|
|
|
|
|
by asimpletune
827 days ago
|
|
This was a great read. One problem that I have, at least, is that I think the eu is not understanding the tech on this one and actually violating their own, all important, single market principle. With the apple all store, there actually was just one market and a set of standards and regulations that governed it. Now, there will be x many standards. The experience on the foo app will depend on what App Store it was purchased in. If the eu had taken a more ambitious route then I could see this actually working for apple, who operates, imo opinion, under the principle of balancing what is best for the customer against what the developer can tolerate.
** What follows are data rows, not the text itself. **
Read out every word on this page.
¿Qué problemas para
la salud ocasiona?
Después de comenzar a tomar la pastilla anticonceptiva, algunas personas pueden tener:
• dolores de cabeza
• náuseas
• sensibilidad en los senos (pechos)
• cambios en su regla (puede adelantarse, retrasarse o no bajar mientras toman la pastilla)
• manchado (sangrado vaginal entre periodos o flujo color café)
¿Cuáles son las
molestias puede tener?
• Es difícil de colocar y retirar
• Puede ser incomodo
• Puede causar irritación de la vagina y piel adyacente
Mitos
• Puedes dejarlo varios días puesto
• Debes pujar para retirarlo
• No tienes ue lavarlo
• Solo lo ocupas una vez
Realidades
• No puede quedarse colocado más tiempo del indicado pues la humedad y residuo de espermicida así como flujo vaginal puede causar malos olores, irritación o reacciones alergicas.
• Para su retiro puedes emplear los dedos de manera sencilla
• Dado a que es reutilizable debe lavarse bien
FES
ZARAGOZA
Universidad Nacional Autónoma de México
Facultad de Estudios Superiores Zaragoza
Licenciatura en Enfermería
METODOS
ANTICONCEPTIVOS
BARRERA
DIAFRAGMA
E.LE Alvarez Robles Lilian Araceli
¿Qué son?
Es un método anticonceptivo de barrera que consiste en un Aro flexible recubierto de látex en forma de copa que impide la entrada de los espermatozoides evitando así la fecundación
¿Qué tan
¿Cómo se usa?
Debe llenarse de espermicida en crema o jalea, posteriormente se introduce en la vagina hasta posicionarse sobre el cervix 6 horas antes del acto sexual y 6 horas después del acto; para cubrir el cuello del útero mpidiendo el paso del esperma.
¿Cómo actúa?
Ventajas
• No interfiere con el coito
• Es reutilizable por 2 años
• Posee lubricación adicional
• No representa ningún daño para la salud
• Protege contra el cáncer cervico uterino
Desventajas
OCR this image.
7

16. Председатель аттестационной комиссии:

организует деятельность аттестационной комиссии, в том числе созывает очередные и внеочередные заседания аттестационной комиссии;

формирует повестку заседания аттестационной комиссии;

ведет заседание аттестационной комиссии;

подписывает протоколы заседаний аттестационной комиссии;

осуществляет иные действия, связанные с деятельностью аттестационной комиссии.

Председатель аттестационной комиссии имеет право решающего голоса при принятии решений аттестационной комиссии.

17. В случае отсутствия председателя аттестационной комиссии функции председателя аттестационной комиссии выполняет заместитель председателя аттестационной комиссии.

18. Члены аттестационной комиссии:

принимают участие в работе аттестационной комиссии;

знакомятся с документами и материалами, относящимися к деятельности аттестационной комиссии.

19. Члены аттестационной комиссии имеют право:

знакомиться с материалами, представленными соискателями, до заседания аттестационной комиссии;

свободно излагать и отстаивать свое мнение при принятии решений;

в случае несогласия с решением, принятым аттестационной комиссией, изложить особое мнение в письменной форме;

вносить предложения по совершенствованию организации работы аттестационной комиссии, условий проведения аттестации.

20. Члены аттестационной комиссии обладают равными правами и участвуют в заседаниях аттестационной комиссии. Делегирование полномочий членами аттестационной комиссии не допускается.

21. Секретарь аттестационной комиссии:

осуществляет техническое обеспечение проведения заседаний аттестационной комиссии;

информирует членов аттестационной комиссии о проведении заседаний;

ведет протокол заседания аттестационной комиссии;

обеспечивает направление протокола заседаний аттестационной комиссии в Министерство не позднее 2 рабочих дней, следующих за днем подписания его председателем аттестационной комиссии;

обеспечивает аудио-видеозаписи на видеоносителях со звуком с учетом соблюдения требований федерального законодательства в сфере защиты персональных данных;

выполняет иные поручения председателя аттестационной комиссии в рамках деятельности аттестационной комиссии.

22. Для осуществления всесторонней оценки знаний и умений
This has created the apple ecosystem as the only one that is profitable, precisely for the same reason the author argues the eu seeks to regulate businesses. So by more ambitious I meant there needs to be a convention that governs technology along a framework akin to a technology user’s bill of rights. No stealing information, no antipatterns, cancel subscriptions with a single click, etc… |
|
Single-market perspectives only apply to EU member-states. There is no expectation of "singleness" outside the EU borders, any extra-EU standardization is just an occasional side-effect.
This is the same as talking about "free trade" inside and outside the US: outside US borders there is no obligation for the US government to obey "free trade" principles, which is why they will happily apply import tariffs that would be illegal to have between US states.
> apple, who operates, imo opinion, under the principle of balancing what is best for the customer against what the developer can tolerate
Big lolz. Apple operates under the principle of balancing what is best for Apple against what the market will tolerate. The rest is just advertising.